Suddenly, a few days later, Max came to visit Maxine at her office; he had a pleasant surprise.

"I've got a lead." he told her with a smile.

With a jolt, she stopped her work, swiveled her chair, and took off her glasses.

"What?"

"Stars Hollow....it has the same initials as....you know..." He wore a dark jacket over a Red Sox shirt.

"Oh..yes.....it's one of those quaint... little New England towns..." Maxine answered wrly.

"I was thinking we should go check it out." While he hoped for clues, he figured that the killer wouldn't be there.

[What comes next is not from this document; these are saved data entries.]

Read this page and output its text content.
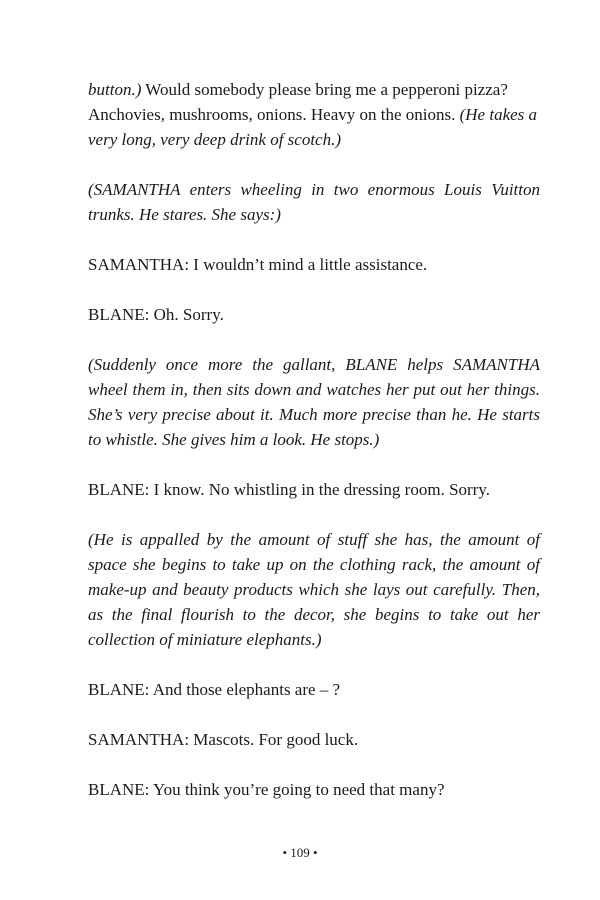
button.) Would somebody please bring me a pepperoni pizza? Anchovies, mushrooms, onions. Heavy on the onions. (He takes a very long, very deep drink of scotch.)

(SAMANTHA enters wheeling in two enormous Louis Vuitton trunks. He stares. She says:)

SAMANTHA: I wouldn’t mind a little assistance.

BLANE: Oh. Sorry.

(Suddenly once more the gallant, BLANE helps SAMANTHA wheel them in, then sits down and watches her put out her things. She’s very precise about it. Much more precise than he. He starts to whistle. She gives him a look. He stops.)

BLANE: I know. No whistling in the dressing room. Sorry.

(He is appalled by the amount of stuff she has, the amount of space she begins to take up on the clothing rack, the amount of make-up and beauty products which she lays out carefully. Then, as the final flourish to the decor, she begins to take out her collection of miniature elephants.)

BLANE: And those elephants are – ?

SAMANTHA: Mascots. For good luck.

BLANE: You think you’re going to need that many?

• 109 •
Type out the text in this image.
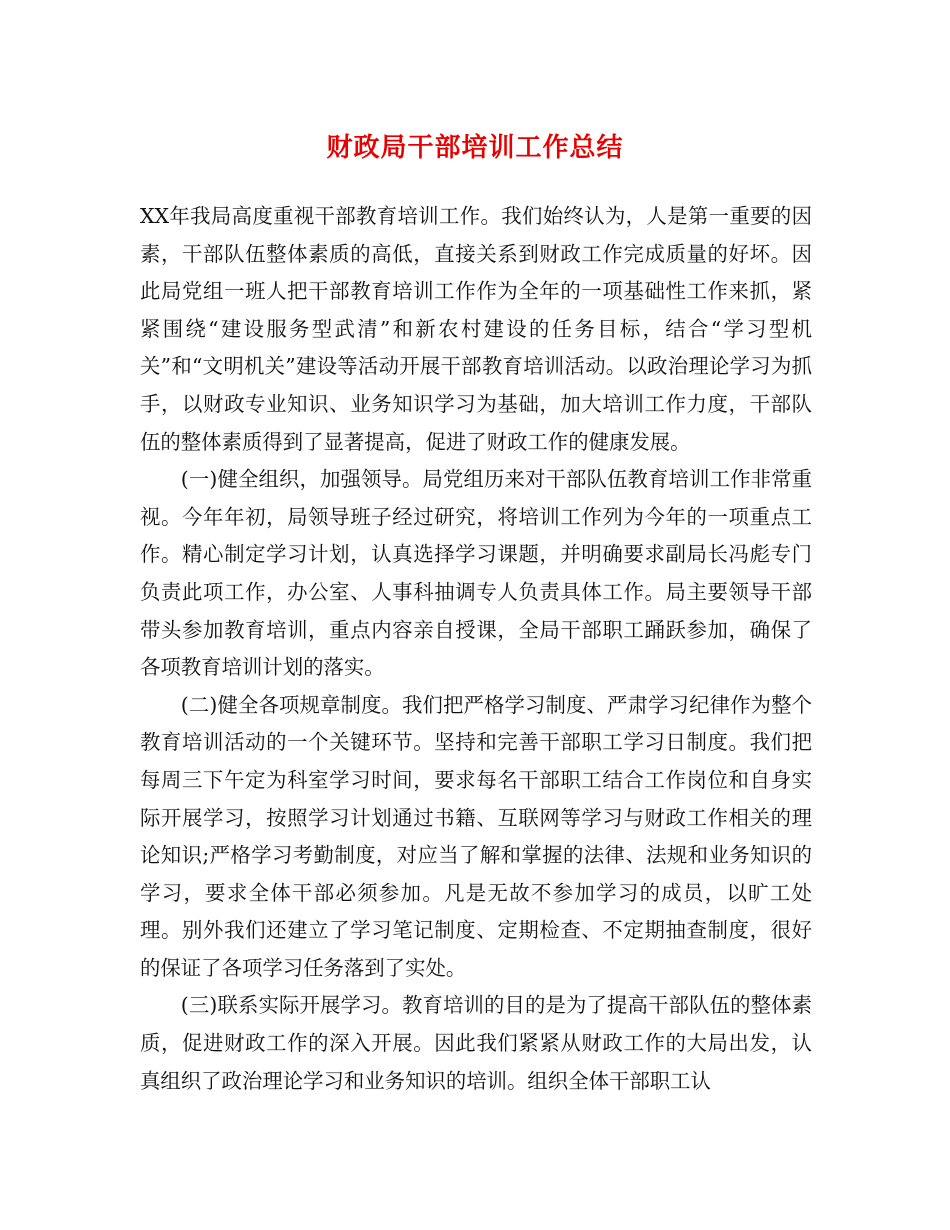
财政局干部培训工作总结

XX年我局高度重视干部教育培训工作。我们始终认为，人是第一重要的因素，干部队伍整体素质的高低，直接关系到财政工作完成质量的好坏。因此局党组一班人把干部教育培训工作作为全年的一项基础性工作来抓，紧紧围绕“建设服务型武清”和新农村建设的任务目标，结合“学习型机关”和“文明机关”建设等活动开展干部教育培训活动。以政治理论学习为抓手，以财政专业知识、业务知识学习为基础，加大培训工作力度，干部队伍的整体素质得到了显著提高，促进了财政工作的健康发展。

(一)健全组织，加强领导。局党组历来对干部队伍教育培训工作非常重视。今年年初，局领导班子经过研究，将培训工作列为今年的一项重点工作。精心制定学习计划，认真选择学习课题，并明确要求副局长冯彪专门负责此项工作，办公室、人事科抽调专人负责具体工作。局主要领导干部带头参加教育培训，重点内容亲自授课，全局干部职工踊跃参加，确保了各项教育培训计划的落实。

(二)健全各项规章制度。我们把严格学习制度、严肃学习纪律作为整个教育培训活动的一个关键环节。坚持和完善干部职工学习日制度。我们把每周三下午定为科室学习时间，要求每名干部职工结合工作岗位和自身实际开展学习，按照学习计划通过书籍、互联网等学习与财政工作相关的理论知识;严格学习考勤制度，对应当了解和掌握的法律、法规和业务知识的学习，要求全体干部必须参加。凡是无故不参加学习的成员，以旷工处理。别外我们还建立了学习笔记制度、定期检查、不定期抽查制度，很好的保证了各项学习任务落到了实处。

(三)联系实际开展学习。教育培训的目的是为了提高干部队伍的整体素质，促进财政工作的深入开展。因此我们紧紧从财政工作的大局出发，认真组织了政治理论学习和业务知识的培训。组织全体干部职工认
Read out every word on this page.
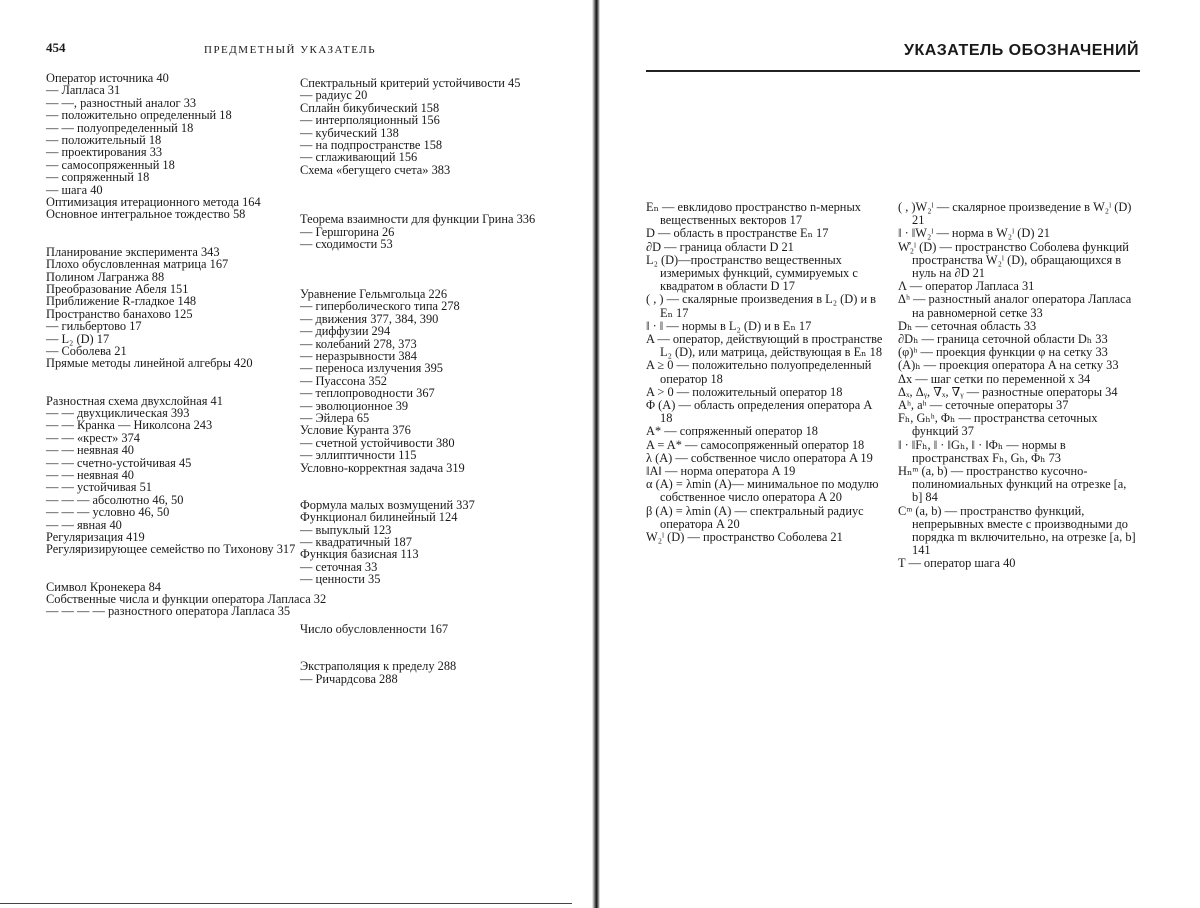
454	ПРЕДМЕТНЫЙ УКАЗАТЕЛЬ
Оператор источника 40
— Лапласа 31
— —, разностный аналог 33
— положительно определенный 18
— — полуопределенный 18
— положительный 18
— проектирования 33
— самосопряженный 18
— сопряженный 18
— шага 40
Оптимизация итерационного метода 164
Основное интегральное тождество 58

Планирование эксперимента 343
Плохо обусловленная матрица 167
Полином Лагранжа 88
Преобразование Абеля 151
Приближение R-гладкое 148
Пространство банахово 125
— гильбертово 17
— L₂ (D) 17
— Соболева 21
Прямые методы линейной алгебры 420

Разностная схема двухслойная 41
— — двухциклическая 393
— — Кранка — Николсона 243
— — «крест» 374
— — неявная 40
— — счетно-устойчивая 45
— — неявная 40
— — устойчивая 51
— — — абсолютно 46, 50
— — — условно 46, 50
— — явная 40
Регуляризация 419
Регуляризирующее семейство по Тихонову 317

Символ Кронекера 84
Собственные числа и функции оператора Лапласа 32
— — — — разностного оператора Лапласа 35
Спектральный критерий устойчивости 45
— радиус 20
Сплайн бикубический 158
— интерполяционный 156
— кубический 138
— на подпространстве 158
— сглаживающий 156
Схема «бегущего счета» 383

Теорема взаимности для функции Грина 336
— Гершгорина 26
— сходимости 53

Уравнение Гельмгольца 226
— гиперболического типа 278
— движения 377, 384, 390
— диффузии 294
— колебаний 278, 373
— неразрывности 384
— переноса излучения 395
— Пуассона 352
— теплопроводности 367
— эволюционное 39
— Эйлера 65
Условие Куранта 376
— счетной устойчивости 380
— эллиптичности 115
Условно-корректная задача 319

Формула малых возмущений 337
Функционал билинейный 124
— выпуклый 123
— квадратичный 187
Функция базисная 113
— сеточная 33
— ценности 35

Число обусловленности 167

Экстраполяция к пределу 288
— Ричардсова 288
УКАЗАТЕЛЬ ОБОЗНАЧЕНИЙ
Eₙ — евклидово пространство n-мерных вещественных векторов 17
D — область в пространстве Eₙ 17
∂D — граница области D 21
L₂ (D)—пространство вещественных измеримых функций, суммируемых с квадратом в области D 17
( , ) — скалярные произведения в L₂ (D) и в Eₙ 17
‖ · ‖ — нормы в L₂ (D) и в Eₙ 17
A — оператор, действующий в пространстве L₂ (D), или матрица, действующая в Eₙ 18
A ≥ 0 — положительно полуопределенный оператор 18
A > 0 — положительный оператор 18
Φ (A) — область определения оператора A 18
A* — сопряженный оператор 18
A = A* — самосопряженный оператор 18
λ (A) — собственное число оператора A 19
‖A‖ — норма оператора A 19
α (A) = λmin (A)— минимальное по модулю собственное число оператора A 20
β (A) = λmin (A) — спектральный радиус оператора A 20
W₂ˡ (D) — пространство Соболева 21
( , )W₂ˡ — скалярное произведение в W₂ˡ (D) 21
‖ · ‖W₂ˡ — норма в W₂ˡ (D) 21
W̊₂ˡ (D) — пространство Соболева функций пространства W₂ˡ (D), обращающихся в нуль на ∂D 21
Λ — оператор Лапласа 31
Δʰ — разностный аналог оператора Лапласа на равномерной сетке 33
Dₕ — сеточная область 33
∂Dₕ — граница сеточной области Dₕ 33
(φ)ʰ — проекция функции φ на сетку 33
(A)ₕ — проекция оператора A на сетку 33
Δx — шаг сетки по переменной x 34
Δₓ, Δᵧ, ∇ₓ, ∇ᵧ — разностные операторы 34
Aʰ, aʰ — сеточные операторы 37
Fₕ, Gₕʰ, Φₕ — пространства сеточных функций 37
‖ · ‖Fₕ, ‖ · ‖Gₕ, ‖ · ‖Φₕ — нормы в пространствах Fₕ, Gₕ, Φₕ 73
Hₙᵐ (a, b) — пространство кусочно-полиномиальных функций на отрезке [a, b] 84
Cᵐ (a, b) — пространство функций, непрерывных вместе с производными до порядка m включительно, на отрезке [a, b] 141
T — оператор шага 40
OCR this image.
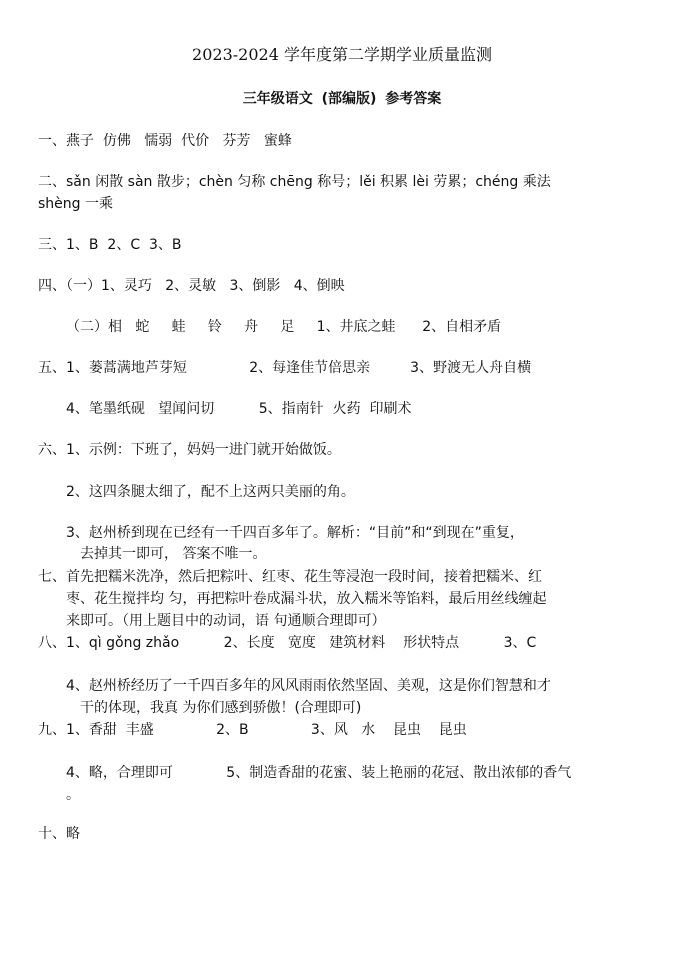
2023-2024 学年度第二学期学业质量监测
三年级语文 (部编版) 参考答案
一、燕子  仿佛   懦弱  代价   芬芳   蜜蜂
二、sǎn 闲散 sàn 散步；chèn 匀称 chēng 称号；lěi 积累 lèi 劳累；chéng 乘法
shèng 一乘
三、1、B  2、C  3、B
四、（一）1、灵巧   2、灵敏   3、倒影   4、倒映
（二）相   蛇     蛙     铃     舟     足     1、井底之蛙      2、自相矛盾
五、1、蒌蒿满地芦芽短              2、每逢佳节倍思亲         3、野渡无人舟自横
4、笔墨纸砚   望闻问切          5、指南针  火药  印刷术
六、1、示例：下班了，妈妈一进门就开始做饭。
2、这四条腿太细了，配不上这两只美丽的角。
3、赵州桥到现在已经有一千四百多年了。解析：“目前”和“到现在”重复，
去掉其一即可， 答案不唯一。
七、首先把糯米洗净，然后把粽叶、红枣、花生等浸泡一段时间，接着把糯米、红
枣、花生搅拌均 匀，再把粽叶卷成漏斗状，放入糯米等馅料，最后用丝线缠起
来即可。（用上题目中的动词，语 句通顺合理即可）
八、1、qì gǒng zhǎo          2、长度   宽度   建筑材料    形状特点          3、C
4、赵州桥经历了一千四百多年的风风雨雨依然坚固、美观，这是你们智慧和才
干的体现，我真 为你们感到骄傲！(合理即可)
九、1、香甜  丰盛              2、B              3、风   水    昆虫    昆虫
4、略，合理即可            5、制造香甜的花蜜、装上艳丽的花冠、散出浓郁的香气
。
十、略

"You still think that whoever mutilated Socrates, is the murderer?"

"Call it a gut feeling" He had his hands in his pockets.

She nodded, understanding exactly what he meant.

"I'll go talk to Sean."

Sometime later, after checking into an Inn at Star Hollows, they went to a local diner.

"Ready to order?" A brown haired man wearing a lumberjack shirt, jeans, and a backwards baseball cap asked, pad and pencil in hand, when they had put down their menus.

"I'll have the grilled cheese sandwich" Maxine told him.

"I'd like the meatloaf" Max said.

"Coming right up!" the server, scribbled on his pad and walked away.

"How do we snoop around without people getting too 'curious'." Maxine asked the former detective, as she sipped some water. Like many large city dwellers, she harbored assumptions about small town people one of which was that of nosiness.

"If asked, say you're an author doing research for a novel" he told her, as his attention diverted to a man pogoing close by. The couple sat next to a window. Soon, the man tripped, brushed himself off, and entered the diner, pogo stick in hand.

"Kirk!" the server, known to his friends as Luke admonished with exasperation. "What have I told you about dragging your stick in here!

"Dirty!" exclaimed, a women, tongue in cheek. She sat on one of the stools at the counter, sipping coffee.

"Where else can I put it while I eat?" the man whined in a loud voice, while Max felt as if he were in the middle of a Green Acres episode.

"Double Dirty!" the women repeated.

"Cut that out!" Luke ordered, in a voice of annoyance. He also owned the diner, and worried that this exchange would scare away the tourists. "Just leave the damn thing outside, Kirk, no ones wants your stupid stick......Loralai!......don't say it!" He glared at the woman when he said the last part.

"Must be something in the water" Maxine commented dryly, symbolically pushing away her glass.

The next day, they went to the main Stars Hollow library to look at newspaper archives. Thankfully, many back issues of the local town paper were in microfiche and electronic form, courtesy of the town's historical society.

"What exactly are we looking for?" Maxine asked him

"Anything unusual......" he vaguely told her, as he put on his reading glasses; he was too absorbed in research to explain properly.

Hours or research proved unfruitful until Maxine found something.

"There seem to be stories about this mystery guy known as the town loner, who hangs in the nearby backwoods" she told him. "A while back, he did some sort of protest in a church, but it was peaceful. No one could make out what he was protesting against."

Max sat in thought. "We should check it out." Both had distrust of people who avoided human contact like that.

With that, they decided to do research on this mystery man. There was not much.

Later, the two returned to the diner, to talk to Luke, standing at the counter. They felt that he'd be a good source of information, as he'd hear things.

"Welcome back!" the diner owner said with a smile. "What can I get ya?"

"Some information would be nice" Max said, leaning his tall, chubby frame on the counter with his elbows. "What can you tell us about the town loner?"

"We're writers doing research for a mystery novel" Maxine added.

"How is knowing about some guy who sulks around, carries a backpack, and lives in the hills gonna help you with your novel?" Luke asked cynically, not believing them. News had already spread about their trip to the library, where some of his regulars worked. Rumor mills worked overtime.

"We were thinking about basing one of the characters on him." the social worker responded.

"Why?" Luke astutely asked them in doubt. "Aren't they're enough mystery novels with psychopathic loners, who play stupid cat and mouse games instead of just killing the main character in the first place?"

"We plan to add a Kafkaesque twist to our novel" Maxine improvised. She'd heard her son Vincent, a writer, use that phrase a few times.

"Is that right?" He'd vaguely heard of Kafka, but wasn't buying their story.

"Could you tell us anything about the protest he mounted?" Max cut in.

"Well, no one could read his banner nor make out what he was sayin'." The local shrugged smugly.

"Thanks" Max said, as the two left the diner.